Marseille : Peine maximale requise contre le chef présumé d’une organisation criminelle nigériane

La peine maximale de dix ans d’emprisonnement a été requise mercredi contre le chef présumé en France de la « Supreme Eiye Confraternity », une confrérie étudiante nigériane ultra-violente classée comme organisation criminelle, accusé d’avoir dirigé une filière lyonnaise de prostitution et de traite d’êtres humains.

Des peines de trois à dix ans de prison ont été requises contre les neuf autres prévenus, sept femmes et deux hommes, tous Nigérians, jugés devant le tribunal correctionnel de Marseille pour leur implication dans ce réseau implanté à Lyon en 2018.

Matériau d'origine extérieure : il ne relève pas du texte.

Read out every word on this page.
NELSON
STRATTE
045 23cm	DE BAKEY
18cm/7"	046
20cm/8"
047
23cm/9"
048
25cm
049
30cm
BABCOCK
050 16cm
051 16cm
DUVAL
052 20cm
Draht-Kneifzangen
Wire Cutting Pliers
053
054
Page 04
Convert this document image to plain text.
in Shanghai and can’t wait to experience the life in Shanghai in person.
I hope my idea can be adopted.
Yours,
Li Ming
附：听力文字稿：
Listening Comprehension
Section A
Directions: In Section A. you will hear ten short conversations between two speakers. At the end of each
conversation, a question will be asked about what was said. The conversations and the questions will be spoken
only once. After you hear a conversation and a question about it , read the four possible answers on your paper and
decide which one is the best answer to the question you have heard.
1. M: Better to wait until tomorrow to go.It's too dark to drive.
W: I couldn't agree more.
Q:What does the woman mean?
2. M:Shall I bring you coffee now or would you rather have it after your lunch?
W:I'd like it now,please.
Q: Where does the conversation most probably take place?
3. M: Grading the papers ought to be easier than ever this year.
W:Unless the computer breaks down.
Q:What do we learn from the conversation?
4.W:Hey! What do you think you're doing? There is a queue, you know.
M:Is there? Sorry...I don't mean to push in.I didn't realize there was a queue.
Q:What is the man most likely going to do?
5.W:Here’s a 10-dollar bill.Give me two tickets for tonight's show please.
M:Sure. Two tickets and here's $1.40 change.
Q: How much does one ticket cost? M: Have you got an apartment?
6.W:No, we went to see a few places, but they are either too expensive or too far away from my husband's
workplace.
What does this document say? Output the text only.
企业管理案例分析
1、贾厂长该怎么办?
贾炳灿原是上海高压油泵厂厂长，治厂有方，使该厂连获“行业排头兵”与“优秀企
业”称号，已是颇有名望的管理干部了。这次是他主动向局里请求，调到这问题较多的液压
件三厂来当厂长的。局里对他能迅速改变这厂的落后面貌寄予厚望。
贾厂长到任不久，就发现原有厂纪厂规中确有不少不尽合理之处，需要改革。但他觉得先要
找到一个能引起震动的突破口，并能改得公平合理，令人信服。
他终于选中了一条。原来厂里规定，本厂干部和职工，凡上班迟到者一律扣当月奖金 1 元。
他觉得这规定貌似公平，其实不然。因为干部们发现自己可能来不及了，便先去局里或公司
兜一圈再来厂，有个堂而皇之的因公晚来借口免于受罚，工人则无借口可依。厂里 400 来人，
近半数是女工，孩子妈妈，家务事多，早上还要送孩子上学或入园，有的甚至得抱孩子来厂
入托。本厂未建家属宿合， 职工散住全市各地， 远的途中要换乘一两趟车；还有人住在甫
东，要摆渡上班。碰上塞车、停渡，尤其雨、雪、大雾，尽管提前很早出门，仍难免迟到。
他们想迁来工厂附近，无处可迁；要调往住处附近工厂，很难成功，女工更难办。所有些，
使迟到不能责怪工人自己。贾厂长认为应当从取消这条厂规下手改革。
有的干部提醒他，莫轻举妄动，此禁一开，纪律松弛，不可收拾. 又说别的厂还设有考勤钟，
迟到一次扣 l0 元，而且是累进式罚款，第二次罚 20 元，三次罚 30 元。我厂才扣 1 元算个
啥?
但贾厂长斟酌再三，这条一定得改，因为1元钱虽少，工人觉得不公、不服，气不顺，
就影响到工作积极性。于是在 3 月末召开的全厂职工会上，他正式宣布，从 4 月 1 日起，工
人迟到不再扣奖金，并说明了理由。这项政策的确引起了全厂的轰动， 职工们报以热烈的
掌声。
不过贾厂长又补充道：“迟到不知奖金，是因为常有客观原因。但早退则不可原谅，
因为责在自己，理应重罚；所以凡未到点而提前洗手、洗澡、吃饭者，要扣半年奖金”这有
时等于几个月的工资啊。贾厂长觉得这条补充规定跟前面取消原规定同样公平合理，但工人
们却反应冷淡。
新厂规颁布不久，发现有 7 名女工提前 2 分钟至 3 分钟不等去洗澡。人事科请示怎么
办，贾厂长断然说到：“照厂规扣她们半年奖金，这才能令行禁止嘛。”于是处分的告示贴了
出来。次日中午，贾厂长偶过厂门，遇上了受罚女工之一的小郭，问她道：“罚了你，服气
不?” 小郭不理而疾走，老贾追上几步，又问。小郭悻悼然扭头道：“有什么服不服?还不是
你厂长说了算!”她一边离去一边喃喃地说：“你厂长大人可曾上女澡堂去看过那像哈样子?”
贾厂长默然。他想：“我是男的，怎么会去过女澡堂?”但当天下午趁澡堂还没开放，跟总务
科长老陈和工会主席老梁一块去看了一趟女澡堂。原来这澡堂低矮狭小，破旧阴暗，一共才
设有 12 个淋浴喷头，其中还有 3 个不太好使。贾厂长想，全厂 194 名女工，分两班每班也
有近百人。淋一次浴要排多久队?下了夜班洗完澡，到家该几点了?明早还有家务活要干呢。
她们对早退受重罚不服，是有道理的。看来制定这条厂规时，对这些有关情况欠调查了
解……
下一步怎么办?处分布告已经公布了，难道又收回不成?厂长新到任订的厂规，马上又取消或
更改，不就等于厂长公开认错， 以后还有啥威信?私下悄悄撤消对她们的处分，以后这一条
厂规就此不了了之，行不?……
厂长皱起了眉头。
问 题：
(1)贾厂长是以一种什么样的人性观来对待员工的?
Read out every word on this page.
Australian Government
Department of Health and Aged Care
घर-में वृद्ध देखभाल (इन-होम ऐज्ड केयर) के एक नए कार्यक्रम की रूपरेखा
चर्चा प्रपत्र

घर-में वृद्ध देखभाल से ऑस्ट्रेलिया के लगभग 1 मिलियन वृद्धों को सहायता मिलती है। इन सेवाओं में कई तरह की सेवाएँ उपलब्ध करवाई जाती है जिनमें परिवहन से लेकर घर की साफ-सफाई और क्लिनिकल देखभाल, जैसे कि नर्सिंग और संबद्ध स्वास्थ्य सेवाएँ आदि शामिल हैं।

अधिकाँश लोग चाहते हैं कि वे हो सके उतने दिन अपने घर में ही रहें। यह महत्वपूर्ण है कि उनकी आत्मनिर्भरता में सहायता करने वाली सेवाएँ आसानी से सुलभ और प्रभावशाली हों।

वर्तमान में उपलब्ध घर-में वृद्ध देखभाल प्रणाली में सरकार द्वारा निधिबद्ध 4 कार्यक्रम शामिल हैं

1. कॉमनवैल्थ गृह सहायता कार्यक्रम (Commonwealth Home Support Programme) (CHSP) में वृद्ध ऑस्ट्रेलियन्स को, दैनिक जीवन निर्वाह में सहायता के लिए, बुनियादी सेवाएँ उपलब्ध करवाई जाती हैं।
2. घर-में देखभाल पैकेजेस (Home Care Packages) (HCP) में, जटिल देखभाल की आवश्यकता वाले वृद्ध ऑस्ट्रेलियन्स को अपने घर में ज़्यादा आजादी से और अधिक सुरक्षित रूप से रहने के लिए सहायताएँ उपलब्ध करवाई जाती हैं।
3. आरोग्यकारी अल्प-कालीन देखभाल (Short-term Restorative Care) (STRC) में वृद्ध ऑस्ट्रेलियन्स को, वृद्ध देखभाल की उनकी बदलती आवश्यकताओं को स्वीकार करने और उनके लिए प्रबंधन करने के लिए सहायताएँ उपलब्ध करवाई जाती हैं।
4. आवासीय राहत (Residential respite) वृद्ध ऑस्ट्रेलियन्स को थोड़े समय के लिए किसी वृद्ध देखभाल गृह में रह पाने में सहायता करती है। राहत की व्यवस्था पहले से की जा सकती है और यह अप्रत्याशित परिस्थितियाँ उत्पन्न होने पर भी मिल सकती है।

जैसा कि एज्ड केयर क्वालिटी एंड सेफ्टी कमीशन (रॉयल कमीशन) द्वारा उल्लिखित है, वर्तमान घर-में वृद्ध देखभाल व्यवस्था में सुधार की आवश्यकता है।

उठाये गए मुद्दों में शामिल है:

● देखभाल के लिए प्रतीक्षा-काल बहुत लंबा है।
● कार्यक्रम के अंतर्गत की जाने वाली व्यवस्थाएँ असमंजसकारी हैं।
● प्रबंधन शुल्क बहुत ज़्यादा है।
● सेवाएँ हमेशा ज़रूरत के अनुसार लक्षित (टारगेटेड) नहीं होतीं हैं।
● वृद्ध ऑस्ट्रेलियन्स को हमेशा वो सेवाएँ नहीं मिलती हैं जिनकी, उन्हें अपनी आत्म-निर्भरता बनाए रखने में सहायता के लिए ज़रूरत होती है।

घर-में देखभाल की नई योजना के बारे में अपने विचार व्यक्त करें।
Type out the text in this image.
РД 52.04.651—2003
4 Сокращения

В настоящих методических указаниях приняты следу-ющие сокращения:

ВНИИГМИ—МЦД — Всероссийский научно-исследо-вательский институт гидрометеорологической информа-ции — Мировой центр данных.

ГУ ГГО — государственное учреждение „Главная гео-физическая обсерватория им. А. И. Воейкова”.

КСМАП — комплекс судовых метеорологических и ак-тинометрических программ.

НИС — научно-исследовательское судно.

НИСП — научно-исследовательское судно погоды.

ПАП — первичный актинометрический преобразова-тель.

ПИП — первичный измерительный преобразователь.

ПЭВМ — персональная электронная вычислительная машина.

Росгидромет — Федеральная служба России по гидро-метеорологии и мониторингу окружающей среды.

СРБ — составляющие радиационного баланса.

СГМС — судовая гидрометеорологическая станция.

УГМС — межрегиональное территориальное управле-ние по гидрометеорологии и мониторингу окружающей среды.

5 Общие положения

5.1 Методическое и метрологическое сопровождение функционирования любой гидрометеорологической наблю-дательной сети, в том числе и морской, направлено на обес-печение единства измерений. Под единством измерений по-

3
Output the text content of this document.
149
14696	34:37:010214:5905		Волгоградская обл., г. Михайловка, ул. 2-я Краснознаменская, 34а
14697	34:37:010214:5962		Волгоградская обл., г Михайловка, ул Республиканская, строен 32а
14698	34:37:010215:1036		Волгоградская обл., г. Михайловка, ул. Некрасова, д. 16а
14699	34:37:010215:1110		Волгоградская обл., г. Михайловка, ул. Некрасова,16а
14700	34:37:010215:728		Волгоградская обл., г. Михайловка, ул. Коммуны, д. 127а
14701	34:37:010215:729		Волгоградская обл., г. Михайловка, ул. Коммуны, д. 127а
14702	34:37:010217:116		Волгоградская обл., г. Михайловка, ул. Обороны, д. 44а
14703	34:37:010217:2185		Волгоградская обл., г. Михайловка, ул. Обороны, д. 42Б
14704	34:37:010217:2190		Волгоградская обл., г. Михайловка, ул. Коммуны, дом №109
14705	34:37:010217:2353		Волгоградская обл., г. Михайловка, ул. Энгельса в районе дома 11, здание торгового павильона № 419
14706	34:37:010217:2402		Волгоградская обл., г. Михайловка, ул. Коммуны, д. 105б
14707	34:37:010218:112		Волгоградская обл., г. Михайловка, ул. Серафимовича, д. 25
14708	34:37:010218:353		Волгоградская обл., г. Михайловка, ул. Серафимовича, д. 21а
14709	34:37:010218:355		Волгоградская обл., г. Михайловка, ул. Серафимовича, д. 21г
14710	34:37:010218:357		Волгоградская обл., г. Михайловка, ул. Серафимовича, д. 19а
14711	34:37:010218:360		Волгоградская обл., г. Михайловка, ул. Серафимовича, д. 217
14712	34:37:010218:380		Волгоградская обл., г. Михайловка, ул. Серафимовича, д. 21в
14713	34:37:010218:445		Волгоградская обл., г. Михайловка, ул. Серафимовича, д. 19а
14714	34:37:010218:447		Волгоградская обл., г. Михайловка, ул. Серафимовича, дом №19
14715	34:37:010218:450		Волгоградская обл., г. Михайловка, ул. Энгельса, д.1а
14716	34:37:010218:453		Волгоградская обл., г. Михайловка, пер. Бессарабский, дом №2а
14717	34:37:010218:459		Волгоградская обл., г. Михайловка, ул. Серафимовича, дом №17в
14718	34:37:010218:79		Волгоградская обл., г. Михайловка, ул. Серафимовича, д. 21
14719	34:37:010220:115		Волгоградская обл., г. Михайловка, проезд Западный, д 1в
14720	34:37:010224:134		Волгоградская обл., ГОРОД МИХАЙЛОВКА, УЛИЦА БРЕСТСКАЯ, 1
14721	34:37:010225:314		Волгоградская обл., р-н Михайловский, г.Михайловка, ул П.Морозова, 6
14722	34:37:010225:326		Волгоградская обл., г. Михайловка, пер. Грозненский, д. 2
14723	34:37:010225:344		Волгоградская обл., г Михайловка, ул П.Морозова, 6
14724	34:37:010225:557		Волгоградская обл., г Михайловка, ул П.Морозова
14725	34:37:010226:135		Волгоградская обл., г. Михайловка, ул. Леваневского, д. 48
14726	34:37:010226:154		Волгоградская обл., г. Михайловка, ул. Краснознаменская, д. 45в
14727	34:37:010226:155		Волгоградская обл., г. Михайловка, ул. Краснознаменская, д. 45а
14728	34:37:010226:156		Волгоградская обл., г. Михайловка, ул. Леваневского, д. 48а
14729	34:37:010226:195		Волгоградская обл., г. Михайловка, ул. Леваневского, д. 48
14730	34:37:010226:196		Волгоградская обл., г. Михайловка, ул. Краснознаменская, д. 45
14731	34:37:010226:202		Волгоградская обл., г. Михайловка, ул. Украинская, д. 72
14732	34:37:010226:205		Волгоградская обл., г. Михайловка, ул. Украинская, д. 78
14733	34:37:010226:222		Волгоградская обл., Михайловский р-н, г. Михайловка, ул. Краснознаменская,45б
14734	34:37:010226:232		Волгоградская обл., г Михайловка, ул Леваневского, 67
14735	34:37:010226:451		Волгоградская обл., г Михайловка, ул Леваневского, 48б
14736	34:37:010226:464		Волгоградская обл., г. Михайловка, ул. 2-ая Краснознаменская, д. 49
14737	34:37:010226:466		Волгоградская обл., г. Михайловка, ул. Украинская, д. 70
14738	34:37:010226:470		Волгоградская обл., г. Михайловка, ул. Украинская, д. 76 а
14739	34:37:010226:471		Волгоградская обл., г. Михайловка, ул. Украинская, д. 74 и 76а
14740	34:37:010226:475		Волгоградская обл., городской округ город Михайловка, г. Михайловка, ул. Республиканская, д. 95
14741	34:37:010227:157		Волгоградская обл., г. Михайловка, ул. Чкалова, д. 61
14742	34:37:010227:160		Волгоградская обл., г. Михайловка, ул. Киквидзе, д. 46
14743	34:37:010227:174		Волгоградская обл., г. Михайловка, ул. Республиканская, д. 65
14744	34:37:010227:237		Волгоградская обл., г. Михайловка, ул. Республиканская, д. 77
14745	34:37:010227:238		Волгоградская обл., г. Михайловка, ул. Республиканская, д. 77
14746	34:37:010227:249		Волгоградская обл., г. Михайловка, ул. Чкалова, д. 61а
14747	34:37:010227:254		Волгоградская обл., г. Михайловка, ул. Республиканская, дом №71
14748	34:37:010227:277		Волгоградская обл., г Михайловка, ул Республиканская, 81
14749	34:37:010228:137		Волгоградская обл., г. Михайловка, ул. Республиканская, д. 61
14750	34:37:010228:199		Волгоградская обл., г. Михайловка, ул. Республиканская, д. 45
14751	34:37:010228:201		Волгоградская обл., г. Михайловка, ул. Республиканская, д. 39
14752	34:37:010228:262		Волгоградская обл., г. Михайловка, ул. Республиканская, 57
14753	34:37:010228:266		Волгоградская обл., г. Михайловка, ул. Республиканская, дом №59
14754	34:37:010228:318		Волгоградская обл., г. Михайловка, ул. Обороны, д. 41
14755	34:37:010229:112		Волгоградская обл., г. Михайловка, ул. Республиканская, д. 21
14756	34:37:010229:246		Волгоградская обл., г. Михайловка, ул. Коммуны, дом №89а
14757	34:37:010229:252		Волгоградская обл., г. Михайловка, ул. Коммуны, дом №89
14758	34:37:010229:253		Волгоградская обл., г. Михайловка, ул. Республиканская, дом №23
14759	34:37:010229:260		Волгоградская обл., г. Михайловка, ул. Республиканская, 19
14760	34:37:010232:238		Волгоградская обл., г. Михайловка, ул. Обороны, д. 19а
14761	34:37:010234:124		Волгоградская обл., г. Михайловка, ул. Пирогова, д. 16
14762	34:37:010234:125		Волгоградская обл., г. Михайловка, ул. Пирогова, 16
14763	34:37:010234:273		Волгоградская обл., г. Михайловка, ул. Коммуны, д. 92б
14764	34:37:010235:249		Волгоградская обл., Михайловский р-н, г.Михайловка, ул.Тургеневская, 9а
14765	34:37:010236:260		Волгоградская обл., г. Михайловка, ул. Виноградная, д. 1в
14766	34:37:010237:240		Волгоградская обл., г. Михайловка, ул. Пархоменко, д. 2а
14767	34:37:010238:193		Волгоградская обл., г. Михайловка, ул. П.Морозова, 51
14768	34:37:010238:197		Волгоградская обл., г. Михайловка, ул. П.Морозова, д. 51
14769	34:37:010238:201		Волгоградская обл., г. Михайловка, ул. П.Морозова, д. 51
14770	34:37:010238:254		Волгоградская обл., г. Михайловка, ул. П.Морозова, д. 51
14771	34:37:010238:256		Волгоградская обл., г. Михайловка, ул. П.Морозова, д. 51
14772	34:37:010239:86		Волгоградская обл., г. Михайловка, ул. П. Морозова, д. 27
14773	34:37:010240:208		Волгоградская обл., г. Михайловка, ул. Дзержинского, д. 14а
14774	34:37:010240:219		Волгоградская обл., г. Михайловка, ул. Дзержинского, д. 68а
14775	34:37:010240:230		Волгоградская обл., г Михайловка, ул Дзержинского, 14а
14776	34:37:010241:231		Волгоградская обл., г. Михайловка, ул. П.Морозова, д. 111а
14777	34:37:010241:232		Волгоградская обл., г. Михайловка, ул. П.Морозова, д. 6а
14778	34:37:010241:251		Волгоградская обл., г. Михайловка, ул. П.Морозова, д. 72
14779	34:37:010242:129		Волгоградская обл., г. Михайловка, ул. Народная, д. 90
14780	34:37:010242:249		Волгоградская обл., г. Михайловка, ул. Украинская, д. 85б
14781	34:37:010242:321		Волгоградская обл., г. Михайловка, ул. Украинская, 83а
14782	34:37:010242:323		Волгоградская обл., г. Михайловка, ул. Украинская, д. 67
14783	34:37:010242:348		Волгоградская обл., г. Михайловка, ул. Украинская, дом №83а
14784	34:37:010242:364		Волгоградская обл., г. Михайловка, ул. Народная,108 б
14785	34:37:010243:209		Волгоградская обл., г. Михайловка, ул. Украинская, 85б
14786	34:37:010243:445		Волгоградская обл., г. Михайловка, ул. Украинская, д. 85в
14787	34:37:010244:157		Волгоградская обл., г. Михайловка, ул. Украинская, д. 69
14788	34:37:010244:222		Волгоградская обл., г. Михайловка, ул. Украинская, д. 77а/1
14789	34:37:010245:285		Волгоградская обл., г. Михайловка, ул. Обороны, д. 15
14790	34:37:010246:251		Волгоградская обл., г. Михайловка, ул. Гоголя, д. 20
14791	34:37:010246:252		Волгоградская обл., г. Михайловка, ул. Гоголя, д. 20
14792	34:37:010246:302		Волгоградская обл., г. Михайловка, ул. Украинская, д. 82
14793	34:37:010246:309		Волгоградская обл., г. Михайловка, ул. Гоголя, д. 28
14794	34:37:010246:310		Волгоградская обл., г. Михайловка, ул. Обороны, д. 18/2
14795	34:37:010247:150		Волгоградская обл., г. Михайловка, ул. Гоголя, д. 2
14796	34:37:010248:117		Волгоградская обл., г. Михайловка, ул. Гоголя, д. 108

Pour Alice Mazière, la procureure, Isi Omoijiade, 43 ans, était un « intouchable », malgré son statut officiel d’agent d’entretien : « Cet homme humble avec une vie lambda qui va chercher ses enfants à l’école, il a le statut hors du commun d’ebaka en France, de chef suprême » de la SEC, a insisté la magistrate.

De Lyon à Marseille

Dix ans de prison ont également été réclamés contre Kate Imarhia, 36 ans, la « mama des mamas » selon Mazière, qui a dépeint cette mère de quatre enfants comme « une femme dangereuse et crainte par tous ».

Très liée à un enquêteur lyonnais, Imarhia, alias « Mama Marbel », rackettait les autres femmes proxénètes lyonnaises, leur promettant que la police les laisserait tranquilles si elles la rémunéraient. C’est la mise en cause de ce policier, finalement blanchi, qui a provoqué le dépaysement à Marseille de cette affaire lyonnaise.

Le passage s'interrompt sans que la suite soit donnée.